The pound declined to fresh 2018 lows on Monday after two weeks of holding relatively steady around US$1.3500. The pound US dollar exchange rate hit a low of US$1.3391 below lifting back above US$1.34 towards the close.

What do these figures mean?

When measuring the value of a pair of currencies, one set equals 1 unit and the other shows the current equivalent. As the market moves, the amount will vary from minute to minute.

For example, it could be written: 1 GBP = 1.28934 USD

Here, £1 is equivalent to approximately $1.29. This specifically measures the pound’s worth against the dollar. If the US dollar amount increases in this pairing, it’s positive for the pound.

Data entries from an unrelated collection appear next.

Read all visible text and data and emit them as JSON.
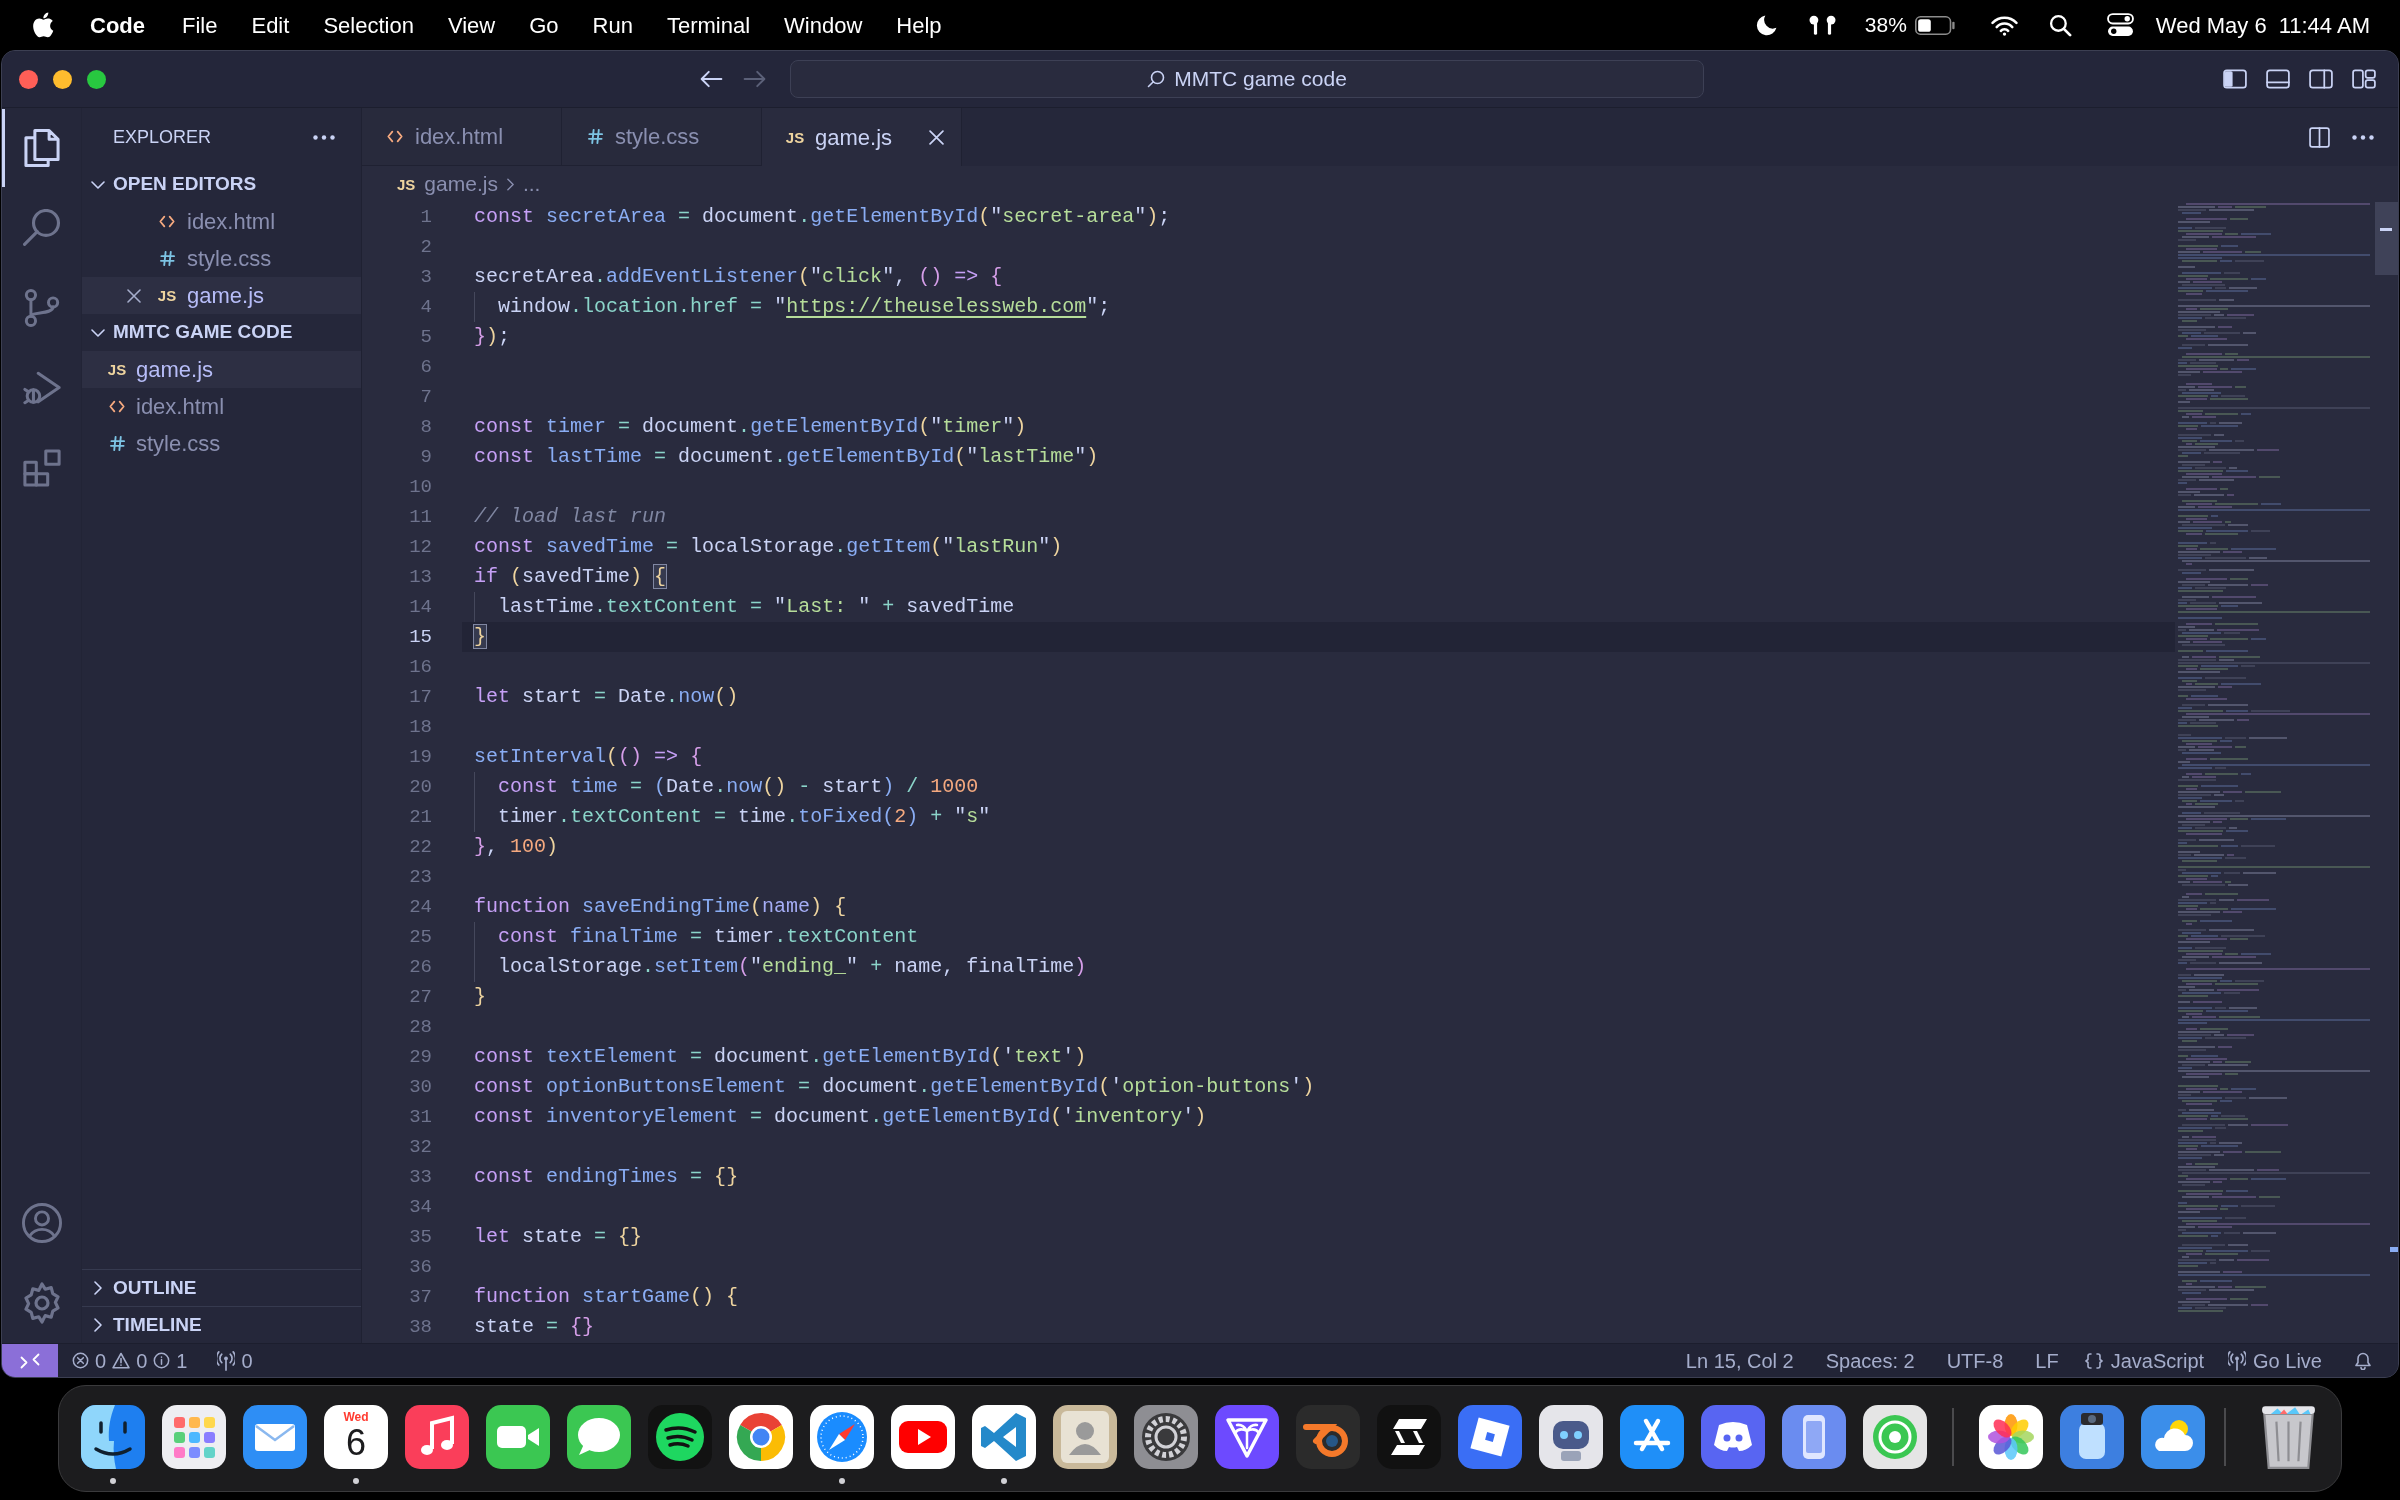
{
  "menu_bar": {
    "app_name": "Code",
    "menus": [
      "File",
      "Edit",
      "Selection",
      "View",
      "Go",
      "Run",
      "Terminal",
      "Window",
      "Help"
    ],
    "battery": "38%",
    "date": "Wed May 6",
    "time": "11:44 AM"
  },
  "window": {
    "title": "MMTC game code"
  },
  "activity_bar": {
    "items": [
      {
        "selected": true
      },
      {
        "selected": false
      },
      {
        "selected": false
      },
      {
        "selected": false
      },
      {
        "selected": false
      }
    ]
  },
  "sidebar": {
    "title": "EXPLORER",
    "sections": [
      {
        "title": "OPEN EDITORS",
        "kind": "open_editors",
        "expanded": true,
        "items": [
          {
            "kind": "html",
            "name": "idex.html",
            "selected": false
          },
          {
            "kind": "css",
            "name": "style.css",
            "selected": false
          },
          {
            "kind": "js",
            "badge": "JS",
            "name": "game.js",
            "selected": true
          }
        ]
      },
      {
        "title": "MMTC GAME CODE",
        "kind": "folder",
        "expanded": true,
        "items": [
          {
            "kind": "js",
            "badge": "JS",
            "name": "game.js",
            "selected": true
          },
          {
            "kind": "html",
            "name": "idex.html",
            "selected": false
          },
          {
            "kind": "css",
            "name": "style.css",
            "selected": false
          }
        ]
      },
      {
        "title": "OUTLINE",
        "kind": "panel",
        "expanded": false
      },
      {
        "title": "TIMELINE",
        "kind": "panel",
        "expanded": false
      }
    ]
  },
  "tabs": [
    {
      "kind": "html",
      "label": "idex.html",
      "selected": false
    },
    {
      "kind": "css",
      "label": "style.css",
      "selected": false
    },
    {
      "kind": "js",
      "badge": "JS",
      "label": "game.js",
      "selected": true
    }
  ],
  "breadcrumb": {
    "kind": "js",
    "badge": "JS",
    "items": [
      "game.js",
      "..."
    ]
  },
  "editor": {
    "lines": [
      {
        "number": "1",
        "text": "const secretArea = document.getElementById(\"secret-area\");",
        "current": false
      },
      {
        "number": "2",
        "current": false
      },
      {
        "number": "3",
        "text": "secretArea.addEventListener(\"click\", () => {",
        "current": false
      },
      {
        "number": "4",
        "text": "  window.location.href = \"https://theuselessweb.com\";",
        "current": false
      },
      {
        "number": "5",
        "text": "});",
        "current": false
      },
      {
        "number": "6",
        "current": false
      },
      {
        "number": "7",
        "current": false
      },
      {
        "number": "8",
        "text": "const timer = document.getElementById(\"timer\")",
        "current": false
      },
      {
        "number": "9",
        "text": "const lastTime = document.getElementById(\"lastTime\")",
        "current": false
      },
      {
        "number": "10",
        "current": false
      },
      {
        "number": "11",
        "text": "// load last run",
        "current": false
      },
      {
        "number": "12",
        "text": "const savedTime = localStorage.getItem(\"lastRun\")",
        "current": false
      },
      {
        "number": "13",
        "text": "if (savedTime) {",
        "current": false
      },
      {
        "number": "14",
        "text": "  lastTime.textContent = \"Last: \" + savedTime",
        "current": false
      },
      {
        "number": "15",
        "text": "}",
        "current": true
      },
      {
        "number": "16",
        "current": false
      },
      {
        "number": "17",
        "text": "let start = Date.now()",
        "current": false
      },
      {
        "number": "18",
        "current": false
      },
      {
        "number": "19",
        "text": "setInterval(() => {",
        "current": false
      },
      {
        "number": "20",
        "text": "  const time = (Date.now() - start) / 1000",
        "current": false
      },
      {
        "number": "21",
        "text": "  timer.textContent = time.toFixed(2) + \"s\"",
        "current": false
      },
      {
        "number": "22",
        "text": "}, 100)",
        "current": false
      },
      {
        "number": "23",
        "current": false
      },
      {
        "number": "24",
        "text": "function saveEndingTime(name) {",
        "current": false
      },
      {
        "number": "25",
        "text": "  const finalTime = timer.textContent",
        "current": false
      },
      {
        "number": "26",
        "text": "  localStorage.setItem(\"ending_\" + name, finalTime)",
        "current": false
      },
      {
        "number": "27",
        "text": "}",
        "current": false
      },
      {
        "number": "28",
        "current": false
      },
      {
        "number": "29",
        "text": "const textElement = document.getElementById('text')",
        "current": false
      },
      {
        "number": "30",
        "text": "const optionButtonsElement = document.getElementById('option-buttons')",
        "current": false
      },
      {
        "number": "31",
        "text": "const inventoryElement = document.getElementById('inventory')",
        "current": false
      },
      {
        "number": "32",
        "current": false
      },
      {
        "number": "33",
        "text": "const endingTimes = {}",
        "current": false
      },
      {
        "number": "34",
        "current": false
      },
      {
        "number": "35",
        "text": "let state = {}",
        "current": false
      },
      {
        "number": "36",
        "current": false
      },
      {
        "number": "37",
        "text": "function startGame() {",
        "current": false
      },
      {
        "number": "38",
        "text": "state = {}",
        "current": false
      }
    ]
  },
  "status_bar": {
    "problems": {
      "errors": "0",
      "warnings": "0",
      "infos": "1"
    },
    "ports": "0",
    "position": "Ln 15, Col 2",
    "indentation": "Spaces: 2",
    "encoding": "UTF-8",
    "eol": "LF",
    "language": "JavaScript",
    "live_server": "Go Live"
  },
  "dock": {
    "groups": [
      [
        {
          "kind": "app",
          "running": true
        },
        {
          "kind": "app",
          "running": false
        },
        {
          "kind": "app",
          "running": false
        },
        {
          "kind": "calendar",
          "day": "Wed",
          "date": "6",
          "running": true
        },
        {
          "kind": "app",
          "running": false
        },
        {
          "kind": "app",
          "running": false
        },
        {
          "kind": "app",
          "running": false
        },
        {
          "kind": "app",
          "running": false
        },
        {
          "kind": "app",
          "running": false
        },
        {
          "kind": "app",
          "running": true
        },
        {
          "kind": "app",
          "running": false
        },
        {
          "kind": "app",
          "running": true
        },
        {
          "kind": "app",
          "running": false
        },
        {
          "kind": "app",
          "running": false
        },
        {
          "kind": "app",
          "running": false
        },
        {
          "kind": "app",
          "running": false
        },
        {
          "kind": "app",
          "running": false
        },
        {
          "kind": "app",
          "running": false
        },
        {
          "kind": "app",
          "running": false
        },
        {
          "kind": "app",
          "running": false
        },
        {
          "kind": "app",
          "running": false
        },
        {
          "kind": "app",
          "running": false
        },
        {
          "kind": "app",
          "running": false
        }
      ],
      [
        {
          "kind": "app",
          "running": false
        },
        {
          "kind": "app",
          "running": false
        },
        {
          "kind": "app",
          "running": false
        }
      ],
      [
        {
          "kind": "trash",
          "running": false
        }
      ]
    ]
  }
}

Or, if you were looking at it the other way around: 1 USD = 0.77786 GBP

In this example, $1 is equivalent to approximately £0.78. This measures the US dollar’s worth versus the British pound. If the sterling number gets larger, it’s good news for the dollar.

The pound dropped strongly in early trade on Monday as politics dominated traders’ attention. Firstly, investors responded to news that Scottish Prime Minister Nicola Sturgeon will revisit the idea of Scottish Independence once there is more clarity on Brexit. There was a Scottish Independence referendum before Brexit, however Sturgeon is keen for the Scots to vote again once they have a better idea of what post Brexit UK will look like. This is a big political risk for Britain.

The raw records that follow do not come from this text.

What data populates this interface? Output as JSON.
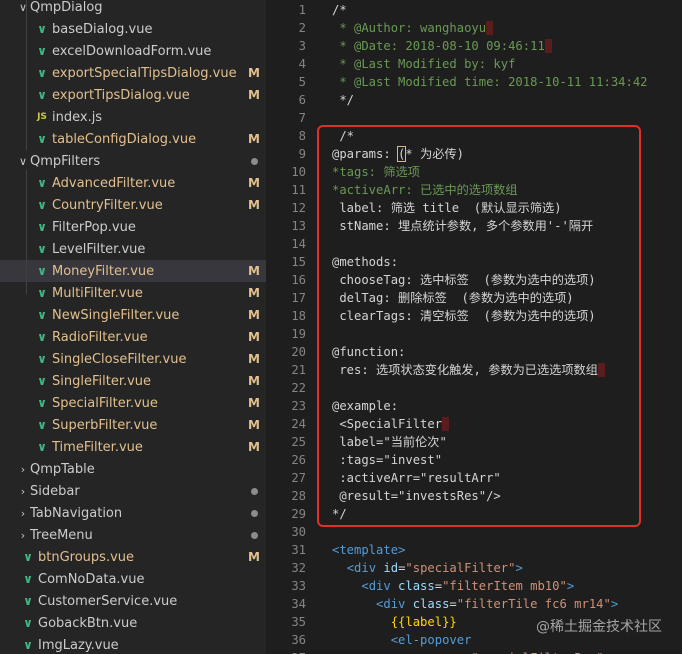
{
  "explorer": {
    "items": [
      {
        "label": "QmpDialog",
        "kind": "folder",
        "open": true,
        "indent": 1,
        "status": ""
      },
      {
        "label": "baseDialog.vue",
        "kind": "vue",
        "indent": 2,
        "status": ""
      },
      {
        "label": "excelDownloadForm.vue",
        "kind": "vue",
        "indent": 2,
        "status": ""
      },
      {
        "label": "exportSpecialTipsDialog.vue",
        "kind": "vue",
        "indent": 2,
        "status": "M"
      },
      {
        "label": "exportTipsDialog.vue",
        "kind": "vue",
        "indent": 2,
        "status": "M"
      },
      {
        "label": "index.js",
        "kind": "js",
        "indent": 2,
        "status": ""
      },
      {
        "label": "tableConfigDialog.vue",
        "kind": "vue",
        "indent": 2,
        "status": "M"
      },
      {
        "label": "QmpFilters",
        "kind": "folder",
        "open": true,
        "indent": 1,
        "status": "dot"
      },
      {
        "label": "AdvancedFilter.vue",
        "kind": "vue",
        "indent": 2,
        "status": "M"
      },
      {
        "label": "CountryFilter.vue",
        "kind": "vue",
        "indent": 2,
        "status": "M"
      },
      {
        "label": "FilterPop.vue",
        "kind": "vue",
        "indent": 2,
        "status": ""
      },
      {
        "label": "LevelFilter.vue",
        "kind": "vue",
        "indent": 2,
        "status": ""
      },
      {
        "label": "MoneyFilter.vue",
        "kind": "vue",
        "indent": 2,
        "status": "M",
        "selected": true
      },
      {
        "label": "MultiFilter.vue",
        "kind": "vue",
        "indent": 2,
        "status": "M"
      },
      {
        "label": "NewSingleFilter.vue",
        "kind": "vue",
        "indent": 2,
        "status": "M"
      },
      {
        "label": "RadioFilter.vue",
        "kind": "vue",
        "indent": 2,
        "status": "M"
      },
      {
        "label": "SingleCloseFilter.vue",
        "kind": "vue",
        "indent": 2,
        "status": "M"
      },
      {
        "label": "SingleFilter.vue",
        "kind": "vue",
        "indent": 2,
        "status": "M"
      },
      {
        "label": "SpecialFilter.vue",
        "kind": "vue",
        "indent": 2,
        "status": "M"
      },
      {
        "label": "SuperbFilter.vue",
        "kind": "vue",
        "indent": 2,
        "status": "M"
      },
      {
        "label": "TimeFilter.vue",
        "kind": "vue",
        "indent": 2,
        "status": "M"
      },
      {
        "label": "QmpTable",
        "kind": "folder",
        "open": false,
        "indent": 1,
        "status": ""
      },
      {
        "label": "Sidebar",
        "kind": "folder",
        "open": false,
        "indent": 1,
        "status": "dot"
      },
      {
        "label": "TabNavigation",
        "kind": "folder",
        "open": false,
        "indent": 1,
        "status": "dot"
      },
      {
        "label": "TreeMenu",
        "kind": "folder",
        "open": false,
        "indent": 1,
        "status": "dot"
      },
      {
        "label": "btnGroups.vue",
        "kind": "vue",
        "indent": 1,
        "status": "M"
      },
      {
        "label": "ComNoData.vue",
        "kind": "vue",
        "indent": 1,
        "status": ""
      },
      {
        "label": "CustomerService.vue",
        "kind": "vue",
        "indent": 1,
        "status": ""
      },
      {
        "label": "GobackBtn.vue",
        "kind": "vue",
        "indent": 1,
        "status": ""
      },
      {
        "label": "ImgLazy.vue",
        "kind": "vue",
        "indent": 1,
        "status": ""
      }
    ]
  },
  "editor": {
    "lines": [
      {
        "n": "1",
        "segs": [
          [
            "cmw",
            "/*"
          ]
        ]
      },
      {
        "n": "2",
        "segs": [
          [
            "cm",
            " * @Author: wanghaoyu"
          ],
          [
            "sel",
            " "
          ]
        ]
      },
      {
        "n": "3",
        "segs": [
          [
            "cm",
            " * @Date: 2018-08-10 09:46:11"
          ],
          [
            "sel",
            " "
          ]
        ]
      },
      {
        "n": "4",
        "segs": [
          [
            "cm",
            " * @Last Modified by: kyf"
          ]
        ]
      },
      {
        "n": "5",
        "segs": [
          [
            "cm",
            " * @Last Modified time: 2018-10-11 11:34:42"
          ]
        ]
      },
      {
        "n": "6",
        "segs": [
          [
            "cmw",
            " */"
          ]
        ]
      },
      {
        "n": "7",
        "segs": []
      },
      {
        "n": "8",
        "segs": [
          [
            "cmw",
            " /*"
          ]
        ]
      },
      {
        "n": "9",
        "segs": [
          [
            "cmw",
            "@params: "
          ],
          [
            "hl",
            "("
          ],
          [
            "cmw",
            "* 为必传)"
          ]
        ]
      },
      {
        "n": "10",
        "segs": [
          [
            "cm",
            "*tags: 筛选项"
          ]
        ]
      },
      {
        "n": "11",
        "segs": [
          [
            "cm",
            "*activeArr: 已选中的选项数组"
          ]
        ]
      },
      {
        "n": "12",
        "segs": [
          [
            "cmw",
            " label: 筛选 title  (默认显示筛选)"
          ]
        ]
      },
      {
        "n": "13",
        "segs": [
          [
            "cmw",
            " stName: 埋点统计参数, 多个参数用'-'隔开"
          ]
        ]
      },
      {
        "n": "14",
        "segs": []
      },
      {
        "n": "15",
        "segs": [
          [
            "cmw",
            "@methods:"
          ]
        ]
      },
      {
        "n": "16",
        "segs": [
          [
            "cmw",
            " chooseTag: 选中标签  (参数为选中的选项)"
          ]
        ]
      },
      {
        "n": "17",
        "segs": [
          [
            "cmw",
            " delTag: 删除标签  (参数为选中的选项)"
          ]
        ]
      },
      {
        "n": "18",
        "segs": [
          [
            "cmw",
            " clearTags: 清空标签  (参数为选中的选项)"
          ]
        ]
      },
      {
        "n": "19",
        "segs": []
      },
      {
        "n": "20",
        "segs": [
          [
            "cmw",
            "@function:"
          ]
        ]
      },
      {
        "n": "21",
        "segs": [
          [
            "cmw",
            " res: 选项状态变化触发, 参数为已选选项数组"
          ],
          [
            "sel",
            " "
          ]
        ]
      },
      {
        "n": "22",
        "segs": []
      },
      {
        "n": "23",
        "segs": [
          [
            "cmw",
            "@example:"
          ]
        ]
      },
      {
        "n": "24",
        "segs": [
          [
            "cmw",
            " <SpecialFilter"
          ],
          [
            "sel",
            " "
          ]
        ]
      },
      {
        "n": "25",
        "segs": [
          [
            "cmw",
            " label=\"当前伦次\""
          ]
        ]
      },
      {
        "n": "26",
        "segs": [
          [
            "cmw",
            " :tags=\"invest\""
          ]
        ]
      },
      {
        "n": "27",
        "segs": [
          [
            "cmw",
            " :activeArr=\"resultArr\""
          ]
        ]
      },
      {
        "n": "28",
        "segs": [
          [
            "cmw",
            " @result=\"investsRes\"/>"
          ]
        ]
      },
      {
        "n": "29",
        "segs": [
          [
            "cmw",
            "*/"
          ]
        ]
      },
      {
        "n": "30",
        "segs": []
      },
      {
        "n": "31",
        "segs": [
          [
            "tag",
            "<template>"
          ]
        ]
      },
      {
        "n": "32",
        "segs": [
          [
            "code",
            "  "
          ],
          [
            "tag",
            "<div "
          ],
          [
            "attr",
            "id"
          ],
          [
            "code",
            "="
          ],
          [
            "str",
            "\"specialFilter\""
          ],
          [
            "tag",
            ">"
          ]
        ]
      },
      {
        "n": "33",
        "segs": [
          [
            "code",
            "    "
          ],
          [
            "tag",
            "<div "
          ],
          [
            "attr",
            "class"
          ],
          [
            "code",
            "="
          ],
          [
            "str",
            "\"filterItem mb10\""
          ],
          [
            "tag",
            ">"
          ]
        ]
      },
      {
        "n": "34",
        "segs": [
          [
            "code",
            "      "
          ],
          [
            "tag",
            "<div "
          ],
          [
            "attr",
            "class"
          ],
          [
            "code",
            "="
          ],
          [
            "str",
            "\"filterTile fc6 mr14\""
          ],
          [
            "tag",
            ">"
          ]
        ]
      },
      {
        "n": "35",
        "segs": [
          [
            "code",
            "        "
          ],
          [
            "brace",
            "{{label}}"
          ]
        ]
      },
      {
        "n": "36",
        "segs": [
          [
            "code",
            "        "
          ],
          [
            "tag",
            "<el-popover"
          ]
        ]
      },
      {
        "n": "37",
        "segs": [
          [
            "code",
            "          "
          ],
          [
            "attr",
            "........"
          ],
          [
            "code",
            "="
          ],
          [
            "str",
            "\"specialFilterPop\""
          ]
        ]
      }
    ]
  },
  "watermark": "@稀土掘金技术社区"
}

How does political risk have impact on a currency?
Political risk drags on the confidence of consumers and businesses alike, which means both corporations and regular households are then less inclined to spend money. The drop in spending, in turn, slows the economy. Foreign investors prefer to invest their money in politically stable countries as well as those with strong economies. Signs that a country is politically or economically less stable will result in foreign investors pulling their money out of the country. This means selling out of the local currency, which then increases its supply and, in turn, devalues the money.

Adding to the pound’s woes, UK Foreign Secretary and hard line Remainer Boris Johnson aimed a thinly veiled warning to UK Prime Minister Theresa May, advising her to stick to her promise of leaving the EU customs union. His warning comes after an announcement last week that that the UK government had agreed to remain in the EU customs union, as a back stop, post 2021 to prevent a hard border in Ireland. Johnson warned Theresa May against using the backstop instead of sticking to her promise to leave. Disagreement over Brexit is still rife in the UK governing Conservative party, with some analysts suggesting that there might be an election as soon as this Autumn if the party can’t resolve its problems.

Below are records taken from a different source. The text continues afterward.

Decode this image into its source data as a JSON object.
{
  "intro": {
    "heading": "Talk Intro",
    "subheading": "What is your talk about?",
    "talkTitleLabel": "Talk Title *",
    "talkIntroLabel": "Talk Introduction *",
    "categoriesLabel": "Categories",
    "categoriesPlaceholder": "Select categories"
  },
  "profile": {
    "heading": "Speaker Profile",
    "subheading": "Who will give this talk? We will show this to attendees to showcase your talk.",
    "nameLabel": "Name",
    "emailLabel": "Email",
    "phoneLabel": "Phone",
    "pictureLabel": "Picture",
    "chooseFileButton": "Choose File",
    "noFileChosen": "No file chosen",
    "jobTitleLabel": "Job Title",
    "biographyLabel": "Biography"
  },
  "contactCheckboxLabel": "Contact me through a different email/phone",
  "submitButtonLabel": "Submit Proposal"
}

Dovish Fed Official Halts Dollar Rally

The dollar was in demand once again at the start of the week. News that US and China had made progress in trade talks and had stepped back from the brink of a trade war, boosted investor interest in the dollar. The US had agreed to put on hold trade tariffs, whilst in exchange China agreed to increase US exports, particularly farming products and energy. Increased trade and less restrictive trade policies is good news for the dollar, which helped send it higher.

However, interest in the dollar dramatically reversed following comments from Federal Reserve official Harker. Mr Harker was unexpectedly rather cautious on the outlook for inflation, suggesting that there weren’t even early signs of a rapid pick up in inflation. A more cautious sounding Fed means that interest rates are less likely to be hiked more quickly that the current implied path. As a result, the dollar weakened.

Why do raised interest rates boost a currency’s value?
Interest rates are key to understanding exchange rate movements. Those who have large sums of money to invest want the highest return on their investments. Higher interest rate environments tend to offer higher yields. So, if the interest rate or at least the interest rate expectation of a country is relatively higher compared to another, then it attracts more foreign capital investment. Large corporations and investors need local currency to invest. More local currency used then boosts the demand of that currency, pushing the value higher.